After ripping to width, put the boards through the planer until you get a smooth surface. I use a finish nailer on the air compressor to attach everything from here on out. First join the corner pieces together at exactly a 90* angle. This creates a broad side and a pretty side - the broad side shows the joint, one face and one side of a board, then the pretty side of the corner is just a face. I put the pretty side where you get the most visibility, facing the front for the 19" boards, and facing the side for the rear corners.
Once the four corners are established, you just have to fill in the gaps. An easy place to start is the front, it takes a full board running between the corner pieces. That's the only time you rip a straight edge, then rip a 45* bevel on the other side and use a sander to take the sharp corner off.
Forming the arms and back stars with measuring between the corners and cutting a full board to that length. Then rip two < 3" widths (the exact same width as the corner pieces were) out of that, and plane it smooth. One of those pieces goes on top, and the other goes underneath the first one to make it stable. This "T" configuration adds strength and forms the basis for being able to attach everything else. The arm is exactly the same width as the pretty face of the front corner, so it has to be notched to fit around the pretty face of the back corner. Then the under-piece goes inside of both corners.
After forming the T's for the arms and back, add the vertical pieces. On the sides, I want to maintain a 6" wide piece to cover the frame on both sides. Any wood you have left over after that can be ripped and planed to match the < 3" finished pieces used to form the arms and back. I always have a different amount of board left every time I build these beds, sometimes I have 2 pieces for each side and 1 for the back, this time I got 4 verticals on each side and back. Just be sure the sides have the same number of verticals and put the rest to stabilize the back. Also a long piece on the inside of the back goes a long way to stabilize the back. Fill in with the 6" wide stuff in between the verticals on the sides to finish off the woodworking.

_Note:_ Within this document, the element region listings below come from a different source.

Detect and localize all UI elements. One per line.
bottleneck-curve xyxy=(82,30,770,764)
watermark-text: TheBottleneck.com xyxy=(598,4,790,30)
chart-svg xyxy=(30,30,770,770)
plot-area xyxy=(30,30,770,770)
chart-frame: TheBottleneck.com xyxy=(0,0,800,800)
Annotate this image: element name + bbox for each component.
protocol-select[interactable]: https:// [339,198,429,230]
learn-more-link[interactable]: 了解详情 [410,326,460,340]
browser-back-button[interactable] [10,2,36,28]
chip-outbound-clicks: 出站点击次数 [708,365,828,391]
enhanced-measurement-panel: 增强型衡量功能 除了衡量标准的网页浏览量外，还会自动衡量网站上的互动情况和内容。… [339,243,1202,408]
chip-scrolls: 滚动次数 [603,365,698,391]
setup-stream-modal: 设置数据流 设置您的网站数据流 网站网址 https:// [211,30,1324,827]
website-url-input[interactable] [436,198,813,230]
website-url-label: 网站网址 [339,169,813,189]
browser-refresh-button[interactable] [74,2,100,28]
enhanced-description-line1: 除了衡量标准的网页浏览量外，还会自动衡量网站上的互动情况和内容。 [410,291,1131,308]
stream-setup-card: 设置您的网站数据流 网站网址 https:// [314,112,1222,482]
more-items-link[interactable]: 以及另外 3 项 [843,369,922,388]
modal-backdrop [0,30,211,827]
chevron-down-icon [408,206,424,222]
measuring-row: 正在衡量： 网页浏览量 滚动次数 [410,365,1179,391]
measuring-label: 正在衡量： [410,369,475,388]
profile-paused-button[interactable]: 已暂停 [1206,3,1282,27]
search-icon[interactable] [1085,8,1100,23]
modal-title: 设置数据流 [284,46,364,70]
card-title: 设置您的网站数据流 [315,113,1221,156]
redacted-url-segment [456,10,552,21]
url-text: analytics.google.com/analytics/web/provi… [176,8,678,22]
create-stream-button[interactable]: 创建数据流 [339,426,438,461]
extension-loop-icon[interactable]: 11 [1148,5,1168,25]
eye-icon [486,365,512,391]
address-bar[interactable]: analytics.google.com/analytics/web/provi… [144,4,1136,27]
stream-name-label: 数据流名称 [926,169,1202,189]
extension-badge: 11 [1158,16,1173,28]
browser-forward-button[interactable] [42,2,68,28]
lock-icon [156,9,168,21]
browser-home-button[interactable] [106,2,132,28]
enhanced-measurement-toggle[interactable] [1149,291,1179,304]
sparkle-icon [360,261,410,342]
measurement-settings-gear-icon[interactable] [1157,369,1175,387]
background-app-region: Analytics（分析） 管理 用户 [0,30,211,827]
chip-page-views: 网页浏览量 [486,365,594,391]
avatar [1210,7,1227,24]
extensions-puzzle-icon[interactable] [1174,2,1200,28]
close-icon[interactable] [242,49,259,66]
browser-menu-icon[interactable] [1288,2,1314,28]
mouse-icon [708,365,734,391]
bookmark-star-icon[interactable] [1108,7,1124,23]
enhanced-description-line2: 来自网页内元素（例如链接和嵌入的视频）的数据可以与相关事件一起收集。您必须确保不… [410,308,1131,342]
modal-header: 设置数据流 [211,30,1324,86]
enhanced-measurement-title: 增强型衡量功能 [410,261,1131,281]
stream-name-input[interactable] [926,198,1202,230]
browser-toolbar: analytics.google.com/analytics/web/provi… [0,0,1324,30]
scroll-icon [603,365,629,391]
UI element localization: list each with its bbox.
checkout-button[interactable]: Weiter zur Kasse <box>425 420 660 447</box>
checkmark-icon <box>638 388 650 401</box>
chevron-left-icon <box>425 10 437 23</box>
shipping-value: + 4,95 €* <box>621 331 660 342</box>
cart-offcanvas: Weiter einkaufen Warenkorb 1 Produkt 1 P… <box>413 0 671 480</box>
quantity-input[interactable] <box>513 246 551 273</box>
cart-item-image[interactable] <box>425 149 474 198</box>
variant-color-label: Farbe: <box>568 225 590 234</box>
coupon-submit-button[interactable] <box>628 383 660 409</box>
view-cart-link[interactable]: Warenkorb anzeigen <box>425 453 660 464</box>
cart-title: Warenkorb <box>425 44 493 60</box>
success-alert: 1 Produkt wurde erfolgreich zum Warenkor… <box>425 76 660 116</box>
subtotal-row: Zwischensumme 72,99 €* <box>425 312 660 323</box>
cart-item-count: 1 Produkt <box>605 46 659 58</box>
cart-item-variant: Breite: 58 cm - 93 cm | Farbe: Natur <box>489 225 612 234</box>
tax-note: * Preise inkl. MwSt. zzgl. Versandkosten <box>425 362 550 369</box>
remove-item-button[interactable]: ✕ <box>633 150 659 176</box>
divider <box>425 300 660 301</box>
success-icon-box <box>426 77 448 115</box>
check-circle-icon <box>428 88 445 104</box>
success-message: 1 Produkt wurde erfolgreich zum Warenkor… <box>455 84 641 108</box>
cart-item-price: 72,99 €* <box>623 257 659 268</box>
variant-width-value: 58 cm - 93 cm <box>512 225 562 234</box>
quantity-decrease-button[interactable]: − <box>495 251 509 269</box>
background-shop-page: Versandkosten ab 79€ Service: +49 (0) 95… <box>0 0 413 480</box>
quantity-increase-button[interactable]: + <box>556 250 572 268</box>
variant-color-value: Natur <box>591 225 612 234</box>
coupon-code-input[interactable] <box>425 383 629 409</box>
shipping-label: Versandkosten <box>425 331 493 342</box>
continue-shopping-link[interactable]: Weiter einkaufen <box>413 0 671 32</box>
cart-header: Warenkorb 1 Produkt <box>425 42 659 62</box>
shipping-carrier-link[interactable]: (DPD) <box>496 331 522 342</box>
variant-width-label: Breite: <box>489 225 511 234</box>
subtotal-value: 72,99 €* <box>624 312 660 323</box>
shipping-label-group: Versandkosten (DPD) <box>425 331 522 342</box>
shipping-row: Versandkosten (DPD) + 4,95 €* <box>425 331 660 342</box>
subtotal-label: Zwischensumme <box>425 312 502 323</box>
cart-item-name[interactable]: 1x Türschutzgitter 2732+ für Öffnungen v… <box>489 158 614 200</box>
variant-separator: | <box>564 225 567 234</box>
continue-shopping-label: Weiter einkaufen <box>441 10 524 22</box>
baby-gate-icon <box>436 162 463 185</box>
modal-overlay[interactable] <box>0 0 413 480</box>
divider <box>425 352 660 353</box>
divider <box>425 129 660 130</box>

After the carpentry is done it's time for sanding and finishing. It's a lot easier for me to sand with 80 and 120 grit on the belt sander after I put the pieces through the planer but before nailing them into the frame. Then I use a random orbit sander with 180/220/320 grit paper for a super fine look. Apply a stain, I used Old Masters Old American penetrating stain this time, then top coated with Old Masters Ascend Exterior for a rock hard finish. I hit the whole thing with 0000 steel wool between the stain & topcoat as well.
This bed is a really straightforward build, the customer in Nebraska absolutely loved it. The worst part for me was shipping, with a $750 charge UPS made more profit than I did on this one. But these beds are fun to put together, come out beautiful, and really make an impact on your exterior when they are installed.